Belinda brushed the tabletop with her hands. “I know. I know. But it was the same. Always taking chances, betting on the long shot. He deserved to be recognized for the genius he was. No one could channel the great general like Edward.”
“Are you familiar with the Granite Group?”
“Can’t say I ever heard of it.”
“Edward wrote a check for five hundred thousand to the Granite Group. He told the banker he expected a thirty percent return in a few months.”
“Did he get it?” A look of hope flared in the woman’s eyes.
“I have to locate the company and subpoena a copy of your husband’s account.”
“How ironic. Just when he would have had the money to provide the life and recognition he deserved, those Indians killed him.
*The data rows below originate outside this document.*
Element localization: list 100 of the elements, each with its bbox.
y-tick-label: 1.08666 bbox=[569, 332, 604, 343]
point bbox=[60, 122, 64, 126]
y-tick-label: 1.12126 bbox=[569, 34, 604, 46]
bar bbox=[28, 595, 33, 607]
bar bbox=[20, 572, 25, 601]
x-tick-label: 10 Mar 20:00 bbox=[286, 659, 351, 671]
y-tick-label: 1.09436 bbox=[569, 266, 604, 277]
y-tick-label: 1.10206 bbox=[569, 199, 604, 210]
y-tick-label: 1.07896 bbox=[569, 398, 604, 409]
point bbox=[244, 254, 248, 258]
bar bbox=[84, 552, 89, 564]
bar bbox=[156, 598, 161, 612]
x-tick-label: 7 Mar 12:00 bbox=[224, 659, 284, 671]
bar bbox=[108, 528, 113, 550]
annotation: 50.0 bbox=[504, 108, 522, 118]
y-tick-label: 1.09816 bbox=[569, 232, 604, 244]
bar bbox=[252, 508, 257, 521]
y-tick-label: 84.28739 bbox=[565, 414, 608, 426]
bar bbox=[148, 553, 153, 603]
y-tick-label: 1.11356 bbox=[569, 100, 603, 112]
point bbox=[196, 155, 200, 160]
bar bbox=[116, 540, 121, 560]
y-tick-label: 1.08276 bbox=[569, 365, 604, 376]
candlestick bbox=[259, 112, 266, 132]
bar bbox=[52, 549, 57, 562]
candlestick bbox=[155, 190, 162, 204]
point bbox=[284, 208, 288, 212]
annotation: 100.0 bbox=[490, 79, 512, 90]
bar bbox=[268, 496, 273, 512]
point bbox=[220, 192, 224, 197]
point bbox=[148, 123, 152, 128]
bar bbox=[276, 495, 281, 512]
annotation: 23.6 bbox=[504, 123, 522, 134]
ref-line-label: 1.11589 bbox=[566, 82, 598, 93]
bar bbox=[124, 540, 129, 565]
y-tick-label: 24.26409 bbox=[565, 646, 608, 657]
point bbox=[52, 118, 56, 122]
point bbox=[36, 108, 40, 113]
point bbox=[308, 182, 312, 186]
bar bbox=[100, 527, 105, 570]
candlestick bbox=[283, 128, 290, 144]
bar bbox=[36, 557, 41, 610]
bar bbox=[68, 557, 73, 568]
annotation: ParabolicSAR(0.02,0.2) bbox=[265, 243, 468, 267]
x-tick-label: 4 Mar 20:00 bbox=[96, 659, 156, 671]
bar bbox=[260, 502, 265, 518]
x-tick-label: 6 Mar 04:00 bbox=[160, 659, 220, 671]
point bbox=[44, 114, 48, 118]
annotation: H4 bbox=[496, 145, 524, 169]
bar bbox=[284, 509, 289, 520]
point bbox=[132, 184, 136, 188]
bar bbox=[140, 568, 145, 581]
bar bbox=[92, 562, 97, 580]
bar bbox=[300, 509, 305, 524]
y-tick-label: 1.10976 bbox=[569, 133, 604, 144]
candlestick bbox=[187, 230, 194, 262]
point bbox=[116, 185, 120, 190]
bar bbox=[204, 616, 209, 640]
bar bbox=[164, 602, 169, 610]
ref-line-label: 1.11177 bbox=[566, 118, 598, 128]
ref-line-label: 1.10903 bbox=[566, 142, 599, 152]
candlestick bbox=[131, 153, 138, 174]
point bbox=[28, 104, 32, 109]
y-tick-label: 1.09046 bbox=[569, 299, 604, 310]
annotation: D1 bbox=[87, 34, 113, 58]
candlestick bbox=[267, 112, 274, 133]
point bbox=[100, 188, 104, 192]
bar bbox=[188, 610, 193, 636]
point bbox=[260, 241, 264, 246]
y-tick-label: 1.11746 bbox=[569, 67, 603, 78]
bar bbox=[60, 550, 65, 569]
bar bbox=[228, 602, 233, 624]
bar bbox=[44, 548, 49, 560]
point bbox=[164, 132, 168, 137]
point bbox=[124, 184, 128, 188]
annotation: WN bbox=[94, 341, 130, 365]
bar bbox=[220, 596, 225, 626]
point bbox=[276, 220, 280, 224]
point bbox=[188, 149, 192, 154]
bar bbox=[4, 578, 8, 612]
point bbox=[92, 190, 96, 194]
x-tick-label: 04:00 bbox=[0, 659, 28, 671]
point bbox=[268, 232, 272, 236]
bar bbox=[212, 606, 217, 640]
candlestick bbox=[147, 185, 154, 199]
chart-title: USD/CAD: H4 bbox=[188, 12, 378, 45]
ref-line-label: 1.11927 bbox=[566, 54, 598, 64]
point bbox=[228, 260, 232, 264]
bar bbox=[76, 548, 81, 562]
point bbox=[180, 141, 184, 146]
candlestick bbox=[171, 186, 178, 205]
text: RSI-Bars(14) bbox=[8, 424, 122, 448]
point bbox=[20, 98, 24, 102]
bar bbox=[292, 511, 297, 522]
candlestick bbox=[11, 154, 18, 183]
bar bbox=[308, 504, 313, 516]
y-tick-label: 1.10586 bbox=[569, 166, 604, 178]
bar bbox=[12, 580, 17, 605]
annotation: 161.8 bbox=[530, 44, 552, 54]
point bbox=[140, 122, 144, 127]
It’s all part of her plot.”
“Whose plot?”
“His daughter. He tried to forget she existed, but she kept at him. Calling all the time. Going through a rough divorce. Crying on her daddy’s shoulder. She paid the Indians to kill him. You want to know who’s behind the Granite Group? Ask her. She’s probably already gotten the money.”
26
A HAMMER POUNDED in the quiet. Vicky left the Ford in the dirt driveway that connected the road to a two-story log house with a wide front porch. She followed the noise around the corner. Halfway up a ladder perched against the house was a stout woman with thick, muscular legs, blue sneakers, and blond hair hanging below the brim of a straw hat.
“Dorothy Winslow?”
“Who wants to know?” The woman glanced down along one leg of the ladder, hammer inert in her hand.
“Vicky Holden. I represent your stepmother, Belinda Clark.”
The woman’s expression changed from annoyance to curiosity. She started down the ladder, one sneaker reaching for the lower step, then the other, hammer in hand. She wore khaki shorts that bunched around her thighs and a white tee shirt with Indian Country stamped on the back. She reached the ground, balanced the hammer on the lowest step, and squared herself toward Vicky. “You a funeral director?”
“An attorney.”
Amusement moved into her expression. Her eyes were blue, flecked with light. “Well, that’s ironic.”
“I don’t understa
nd.”
“You don’t understand that my stepmother hates all Indians because they killed her beloved Autie? You don’t see the irony in her hiring an Indian lawyer?” She waved Vicky after her. “You came all the way out here to talk, we’d better talk.”
Dorothy Winslow took the two steps to the porch and dropped into a wooden chair that rocked and creaked beneath her. She waited until Vicky took the other chair. “My stepmother is a nutcase. You’ve probably got that much figured out.”
“You mean the fact that she impersonates Libbie Custer?”
“Impersonates.” The woman let out a snort of laughter. “One way to put it. How about, lives like her, talks like her, dresses like her, mourns for a man she never met, except in her dreams. I call that nuts.”
“She worked with your father.”
Dorothy Winslow looked as if a door had slammed in her face. She took a moment before she said, “So that makes them both nuts. My dad, the good old boy. Happened to like the past better than he liked the present and anybody in it. Custer and Libbie never had kids, and most the time, Dad forgot he had a daughter. You talk to the Indians . . .” She twisted around and stared at Vicky. “What am I saying? Naturally you talk to Indians. You know what the Cheyennes say? Custer had a daughter with a Cheyenne woman he took from the Washita. After he killed Chief Black Kettle. Nice guy my dad was enamored with.”
She stopped talking and looked straight ahead. Sandstone outcroppings bunching against the golden brown hills, houses here and there, brown ribbons of roads and dry landscapes, the roofs of Lander in the distance. “Used to say there were real heroes back then. Not like today where the only heroes are in video games. Looked just like Custer. Maybe that dictated the historical character he should impersonate. He was sure to find somebody, rooting around in the past like he did. Looked even more like Custer when he dyed his hair blond.” Her nails drummed out a fast rhythm on the wood armrest. “Wouldn’t have been my choice of a hero, but Dad shouldn’t have died for it. Go ahead. Lay it on me.”